LD ij = 1/(1 + 4b j d ij ) + e ij

where LD ij is the LD between microsatellite pair i of population j, separated by genetic distance (in cM) d ij , and where b j expresses LD decay with distance for population j, and e ij equates to the model residual. Parameter b j was calculated using the nls function set in R.

Predictions for Genome Wide Association Analysis

Calculations regarding genome wide association studies were made using formula 4. The proportion of marker pairs within a given cM distance range (R) which had x2' values exceeding a defined threshold (T) was termed LD R . The number of markers in this range was denoted MR and the probability of finding QTL with LD > T with at least one marker in the given range is (P R ).

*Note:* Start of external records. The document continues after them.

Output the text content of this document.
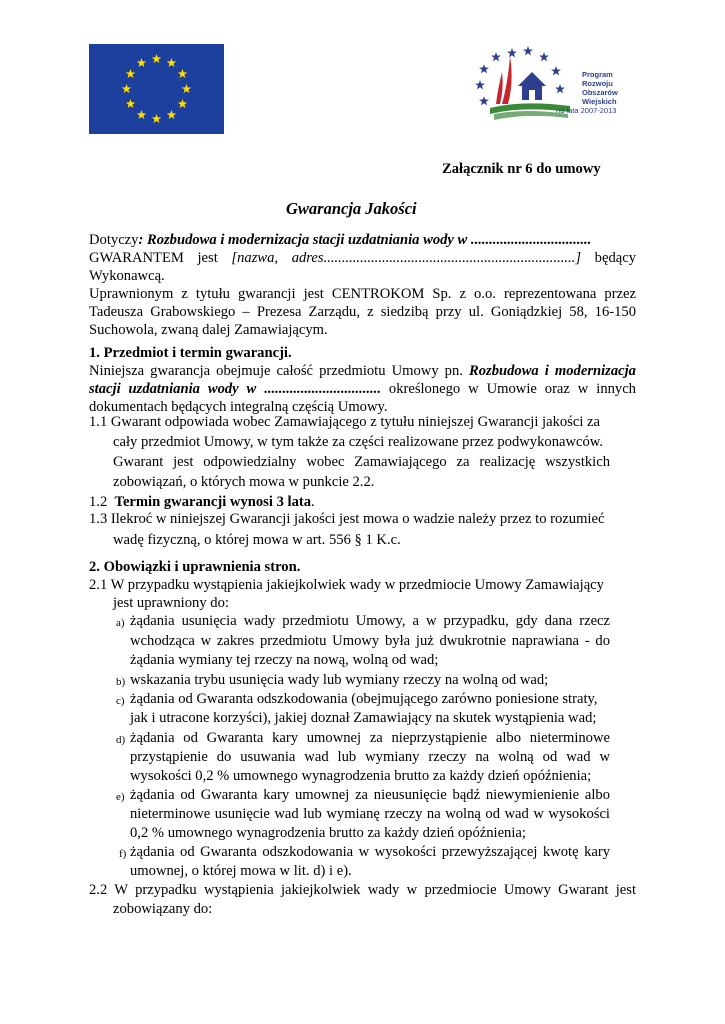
Program
Rozwoju
Obszarów
Wiejskich
na lata 2007-2013
Załącznik nr 6 do umowy
Gwarancja Jakości
Dotyczy: Rozbudowa i modernizacja stacji uzdatniania wody w .................................
GWARANTEM jest [nazwa, adres.....................................................................] będący
Wykonawcą.
Uprawnionym z tytułu gwarancji jest CENTROKOM Sp. z o.o. reprezentowana przez
Tadeusza Grabowskiego – Prezesa Zarządu, z siedzibą przy ul. Goniądzkiej 58, 16-150
Suchowola, zwaną dalej Zamawiającym.
1. Przedmiot i termin gwarancji.
Niniejsza gwarancja obejmuje całość przedmiotu Umowy pn. Rozbudowa i modernizacja
stacji uzdatniania wody w ................................ określonego w Umowie oraz w innych
dokumentach będących integralną częścią Umowy.
1.1 Gwarant odpowiada wobec Zamawiającego z tytułu niniejszej Gwarancji jakości za
cały przedmiot Umowy, w tym także za części realizowane przez podwykonawców.
Gwarant jest odpowiedzialny wobec Zamawiającego za realizację wszystkich
zobowiązań, o których mowa w punkcie 2.2.
1.2 Termin gwarancji wynosi 3 lata.
1.3 Ilekroć w niniejszej Gwarancji jakości jest mowa o wadzie należy przez to rozumieć
wadę fizyczną, o której mowa w art. 556 § 1 K.c.
2. Obowiązki i uprawnienia stron.
2.1 W przypadku wystąpienia jakiejkolwiek wady w przedmiocie Umowy Zamawiający
jest uprawniony do:
a) żądania usunięcia wady przedmiotu Umowy, a w przypadku, gdy dana rzecz
wchodząca w zakres przedmiotu Umowy była już dwukrotnie naprawiana - do
żądania wymiany tej rzeczy na nową, wolną od wad;
b) wskazania trybu usunięcia wady lub wymiany rzeczy na wolną od wad;
c) żądania od Gwaranta odszkodowania (obejmującego zarówno poniesione straty,
jak i utracone korzyści), jakiej doznał Zamawiający na skutek wystąpienia wad;
d) żądania od Gwaranta kary umownej za nieprzystąpienie albo nieterminowe
przystąpienie do usuwania wad lub wymiany rzeczy na wolną od wad w
wysokości 0,2 % umownego wynagrodzenia brutto za każdy dzień opóźnienia;
e) żądania od Gwaranta kary umownej za nieusunięcie bądź niewymienienie albo
nieterminowe usunięcie wad lub wymianę rzeczy na wolną od wad w wysokości
0,2 % umownego wynagrodzenia brutto za każdy dzień opóźnienia;
f) żądania od Gwaranta odszkodowania w wysokości przewyższającej kwotę kary
umownej, o której mowa w lit. d) i e).
2.2 W przypadku wystąpienia jakiejkolwiek wady w przedmiocie Umowy Gwarant jest
zobowiązany do:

The relationship between each is given in formula 4 as: [16]

P R = 1 - (1-LDR)MR

Two separate questions were addressed (reported as calculation 1 and 2, Table 4). Firstly, the probability of detecting a QTL was estimated given observed levels of LD within each population. For this calculation, marker spacing was assumed to be 2 cM, as this is the approximate situation in sheep (1,500 microsatellites and genome size of 3,500 cM [26]). At 2 cM intervals, a randomly positioned QTL would be within 5 cM of approximately 5 markers (ie for distance range (R) 0 – 5 cM; number of markers (MR) = 5). The value of LD R was determined empirically where T was set to either x2' > 0.2 or the 5% critical threshold for significance. T > 0.2 represents the threshold estimate of detecting QTL between SNP taken from [28]. Zhao and colleagues [15] illustrated that the metric of measuring SNP LD, r2 and x2' are comparable. The second question examined the number of markers (MR) required to obtain a 95% probability of detecting QTL given the observed magnitude of LD in each population (ie R = 0 – 5 cM; P R = 0.95). The number of markers was converted into the total required for a genome scan assuming a genome size of 3,500 cM.